Солнце исчезло за гористым островом. Широкая ярко-красная арка перекинулась через небо. Море начало темнеть. Мне стало вдруг предельно ясно: я такой же работорговец, а моя работа в MAIN не ограничивалась только вовлечением бедных стран в глобальную империю с помощью огромных займов. Мои дутые прогнозы не были просто средством, гарантирующим моей стране право на свой «фунт живой плоти», когда ей понадобится нефть. Мое положение партнера вовсе не ограничивалось увеличением прибыльности фирмы. Моя работа затрагивала людей и их семьи — тех людей, которые были сродни умершим на строительстве стены, на которой я сейчас сидел; тех людей, которых я эксплуатировал.

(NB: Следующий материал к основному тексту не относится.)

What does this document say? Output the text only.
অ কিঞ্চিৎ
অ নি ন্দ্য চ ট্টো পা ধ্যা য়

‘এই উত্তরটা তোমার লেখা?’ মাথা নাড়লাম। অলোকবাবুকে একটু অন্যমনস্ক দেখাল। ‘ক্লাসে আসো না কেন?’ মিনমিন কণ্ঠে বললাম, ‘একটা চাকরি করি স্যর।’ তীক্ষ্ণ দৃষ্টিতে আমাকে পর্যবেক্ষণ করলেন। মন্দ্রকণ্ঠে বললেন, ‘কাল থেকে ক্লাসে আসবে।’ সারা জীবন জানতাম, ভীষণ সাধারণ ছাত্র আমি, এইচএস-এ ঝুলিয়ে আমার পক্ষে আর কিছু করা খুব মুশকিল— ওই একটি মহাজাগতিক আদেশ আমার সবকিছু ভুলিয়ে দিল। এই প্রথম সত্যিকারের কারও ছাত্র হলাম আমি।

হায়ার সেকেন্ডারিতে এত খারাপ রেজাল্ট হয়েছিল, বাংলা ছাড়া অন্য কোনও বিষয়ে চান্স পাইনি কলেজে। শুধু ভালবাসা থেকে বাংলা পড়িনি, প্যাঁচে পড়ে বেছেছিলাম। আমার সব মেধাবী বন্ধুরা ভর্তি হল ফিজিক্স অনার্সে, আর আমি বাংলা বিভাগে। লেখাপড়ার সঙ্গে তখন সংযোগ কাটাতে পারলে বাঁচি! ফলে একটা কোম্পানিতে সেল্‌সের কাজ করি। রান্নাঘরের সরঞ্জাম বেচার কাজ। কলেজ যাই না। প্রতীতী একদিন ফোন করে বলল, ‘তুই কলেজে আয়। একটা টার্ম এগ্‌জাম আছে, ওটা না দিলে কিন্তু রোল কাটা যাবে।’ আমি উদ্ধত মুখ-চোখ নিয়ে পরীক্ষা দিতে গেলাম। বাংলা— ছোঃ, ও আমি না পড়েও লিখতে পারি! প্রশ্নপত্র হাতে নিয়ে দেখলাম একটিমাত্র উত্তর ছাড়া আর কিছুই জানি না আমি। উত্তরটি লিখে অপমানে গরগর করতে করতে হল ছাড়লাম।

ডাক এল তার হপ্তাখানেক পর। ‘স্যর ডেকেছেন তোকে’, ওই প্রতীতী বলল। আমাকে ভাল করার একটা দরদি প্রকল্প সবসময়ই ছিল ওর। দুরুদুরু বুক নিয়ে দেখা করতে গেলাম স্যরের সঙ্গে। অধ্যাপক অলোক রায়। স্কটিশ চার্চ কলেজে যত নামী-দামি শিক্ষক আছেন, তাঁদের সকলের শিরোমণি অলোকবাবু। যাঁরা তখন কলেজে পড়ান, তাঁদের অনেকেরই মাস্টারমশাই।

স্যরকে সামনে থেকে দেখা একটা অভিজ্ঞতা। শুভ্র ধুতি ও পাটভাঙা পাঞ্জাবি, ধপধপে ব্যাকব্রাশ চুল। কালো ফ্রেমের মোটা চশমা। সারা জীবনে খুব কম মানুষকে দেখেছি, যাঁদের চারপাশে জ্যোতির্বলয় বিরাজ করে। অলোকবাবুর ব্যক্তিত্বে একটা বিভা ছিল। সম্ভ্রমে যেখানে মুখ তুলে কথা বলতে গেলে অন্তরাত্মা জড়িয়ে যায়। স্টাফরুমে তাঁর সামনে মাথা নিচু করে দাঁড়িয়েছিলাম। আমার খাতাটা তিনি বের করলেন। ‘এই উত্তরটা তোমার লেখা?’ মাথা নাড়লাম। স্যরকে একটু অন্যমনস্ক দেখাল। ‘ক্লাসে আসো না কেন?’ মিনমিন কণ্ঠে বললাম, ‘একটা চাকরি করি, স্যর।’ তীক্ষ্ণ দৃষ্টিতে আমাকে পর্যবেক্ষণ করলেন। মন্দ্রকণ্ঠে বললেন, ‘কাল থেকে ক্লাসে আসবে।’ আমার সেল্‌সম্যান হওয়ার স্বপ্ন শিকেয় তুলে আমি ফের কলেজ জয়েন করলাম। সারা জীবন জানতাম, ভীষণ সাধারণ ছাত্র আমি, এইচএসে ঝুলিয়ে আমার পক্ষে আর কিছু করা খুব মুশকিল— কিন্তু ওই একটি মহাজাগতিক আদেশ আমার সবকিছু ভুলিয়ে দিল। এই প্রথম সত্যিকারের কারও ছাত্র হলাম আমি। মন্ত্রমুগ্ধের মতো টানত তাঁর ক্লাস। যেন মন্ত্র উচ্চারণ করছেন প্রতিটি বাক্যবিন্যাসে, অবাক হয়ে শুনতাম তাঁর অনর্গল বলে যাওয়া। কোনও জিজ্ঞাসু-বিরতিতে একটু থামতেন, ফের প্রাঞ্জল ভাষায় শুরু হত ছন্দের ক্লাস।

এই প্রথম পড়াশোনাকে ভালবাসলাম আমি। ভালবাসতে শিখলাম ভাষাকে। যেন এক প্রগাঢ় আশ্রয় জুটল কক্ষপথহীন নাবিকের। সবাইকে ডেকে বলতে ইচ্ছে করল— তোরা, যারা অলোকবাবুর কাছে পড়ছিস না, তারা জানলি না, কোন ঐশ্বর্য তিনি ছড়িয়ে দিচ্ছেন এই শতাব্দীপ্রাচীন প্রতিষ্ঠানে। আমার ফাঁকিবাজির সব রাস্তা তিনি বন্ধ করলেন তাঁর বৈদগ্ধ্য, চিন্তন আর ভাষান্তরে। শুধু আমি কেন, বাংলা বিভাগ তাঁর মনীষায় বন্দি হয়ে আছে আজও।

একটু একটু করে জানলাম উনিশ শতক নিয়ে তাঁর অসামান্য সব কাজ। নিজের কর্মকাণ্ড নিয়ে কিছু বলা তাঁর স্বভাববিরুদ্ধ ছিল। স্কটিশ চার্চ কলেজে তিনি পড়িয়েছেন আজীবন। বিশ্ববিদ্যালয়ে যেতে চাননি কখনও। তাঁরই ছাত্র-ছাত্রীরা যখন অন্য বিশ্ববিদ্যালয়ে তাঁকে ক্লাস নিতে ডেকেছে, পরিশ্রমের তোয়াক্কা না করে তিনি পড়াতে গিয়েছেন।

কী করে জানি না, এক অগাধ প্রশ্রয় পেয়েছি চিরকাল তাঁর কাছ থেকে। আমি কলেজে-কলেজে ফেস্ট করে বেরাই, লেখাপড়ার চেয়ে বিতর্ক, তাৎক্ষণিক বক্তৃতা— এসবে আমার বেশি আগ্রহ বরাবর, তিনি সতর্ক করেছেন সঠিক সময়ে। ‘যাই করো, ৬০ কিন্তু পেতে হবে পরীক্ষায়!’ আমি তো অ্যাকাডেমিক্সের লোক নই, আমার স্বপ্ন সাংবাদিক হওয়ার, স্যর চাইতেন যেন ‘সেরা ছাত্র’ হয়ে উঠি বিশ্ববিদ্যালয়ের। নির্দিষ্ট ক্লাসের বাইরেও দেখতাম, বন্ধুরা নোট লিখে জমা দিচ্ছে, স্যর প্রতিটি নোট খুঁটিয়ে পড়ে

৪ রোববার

В течение десяти лет я был последователем работорговцев, которые приходили в африканские джунгли, хватали мужчин и женщин и тащили на поджидавшие их корабли. Мой подход был, конечно, посовременнее и потише — мне не приходилось видеть умирающих людей, чувствовать запах разлагающейся плоти или слышать крики агонии. Но то, что я делал, было не менее страшно, поскольку возможность дистанцироваться от всего этого, не думать в своей работе о живых людях — о телах, о плоти, о предсмертных криках — в конечном итоге превращала меня в еще большего грешника.
Я опять посмотрел на яхту, борющуюся с отливом. Мери отдыхала на палубе, наверное, потягивала «Маргариту» и поджидала меня, чтобы вручить и мне бокал. И в этот момент, видя ее там в последнем свете уходящего дня, такую расслабленную, доверчивую, я почувствовал угрызения совести: что же я делаю с ней и со всеми своими сотрудниками, превращая их в ЭУ? Я делаю с ними то же, что Клодин сделала со мной, но только без ее прямоты. Я убеждал их стать работорговцами, соблазняя повышением зарплаты и продвижением по службе. При этом они, как и я, сами были прикованы к системе. Они тоже были рабами.